Ook wij staan stil om de nacht te voelen
op het moment dat de wind het naaktst is: de straten
zijn koud van wind, elke geur is gevallen;
de neusgaten heffen zich naar de schommelende lichten.

We hebben allemaal een huis dat wacht in het donker
tot wij terugkomen: een vrouw die in het donker ligt
te wachten in haar slaap: de kamer is warm van geuren.
Ze weet niets van de wind, de vrouw die slaapt
en ademt; de lauwe warmte van dit lichaam van haar
is hetzelfde als het bloed dat ruist in ons.

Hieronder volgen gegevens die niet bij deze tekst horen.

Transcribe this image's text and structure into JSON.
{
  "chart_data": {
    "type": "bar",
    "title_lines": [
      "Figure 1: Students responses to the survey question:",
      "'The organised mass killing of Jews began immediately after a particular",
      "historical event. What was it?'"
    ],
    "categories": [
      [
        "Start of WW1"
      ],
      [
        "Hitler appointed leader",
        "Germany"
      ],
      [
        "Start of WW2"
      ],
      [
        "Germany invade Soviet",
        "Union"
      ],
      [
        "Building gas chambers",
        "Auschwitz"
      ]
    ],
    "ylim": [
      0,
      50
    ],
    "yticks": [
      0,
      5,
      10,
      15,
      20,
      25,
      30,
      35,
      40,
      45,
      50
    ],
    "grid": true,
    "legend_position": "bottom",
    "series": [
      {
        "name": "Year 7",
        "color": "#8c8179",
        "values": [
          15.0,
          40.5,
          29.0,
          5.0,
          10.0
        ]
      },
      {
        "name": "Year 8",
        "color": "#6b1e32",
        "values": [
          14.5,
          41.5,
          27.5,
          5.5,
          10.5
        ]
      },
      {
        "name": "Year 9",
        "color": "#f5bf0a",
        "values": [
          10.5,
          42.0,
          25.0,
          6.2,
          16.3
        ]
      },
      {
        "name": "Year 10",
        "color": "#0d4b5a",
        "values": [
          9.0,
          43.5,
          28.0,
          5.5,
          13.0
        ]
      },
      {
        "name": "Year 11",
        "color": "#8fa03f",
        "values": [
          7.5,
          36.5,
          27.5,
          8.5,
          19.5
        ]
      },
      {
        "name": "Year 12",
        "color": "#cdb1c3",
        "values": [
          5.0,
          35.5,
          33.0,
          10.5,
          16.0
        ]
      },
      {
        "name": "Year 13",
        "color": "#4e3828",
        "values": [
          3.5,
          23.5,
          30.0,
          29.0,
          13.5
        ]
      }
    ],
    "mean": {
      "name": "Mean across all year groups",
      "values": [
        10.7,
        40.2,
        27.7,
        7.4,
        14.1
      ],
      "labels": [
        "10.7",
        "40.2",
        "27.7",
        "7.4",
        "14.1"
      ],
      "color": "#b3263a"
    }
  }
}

Die wind wast ons, die uit de diepte komt
van wegen die zich openen in het donker; de schommelende
lichten van onze dichtgeknepen neusgaten
worstelen naakt. Elke geur is een herinnering.
Heel ver in het donker stak ineens deze wind op
die de moed verliest in de stad: omlaag naar grasland en heuvels,
waar ook al een gras is dat de zon heeft verwarmd
en een aarde zwart van sappen. Onze herinnering
is een bitter vermoeden, het weinige zachte
van de opengereten aarde die tegen de winter
de adem van de diepte uitblaast. Elke geur is gesmoord
gedurende het donker, en in de stad dringt enkel de wind door.

Laten we vannacht teruggaan naar de vrouw die slaapt,
om met bevroren vingers haar lichaam te zoeken,
en een warmte die het bloed zal opjagen, een warmte van aarde
zwart van sappen: een adem van leven.
Ook zij heeft zich gewarmd in de zon en ontdekt nu
in haar naaktheid haar zachtere leven,
dat bij dag verdwijnt, en de smaak heeft van aarde.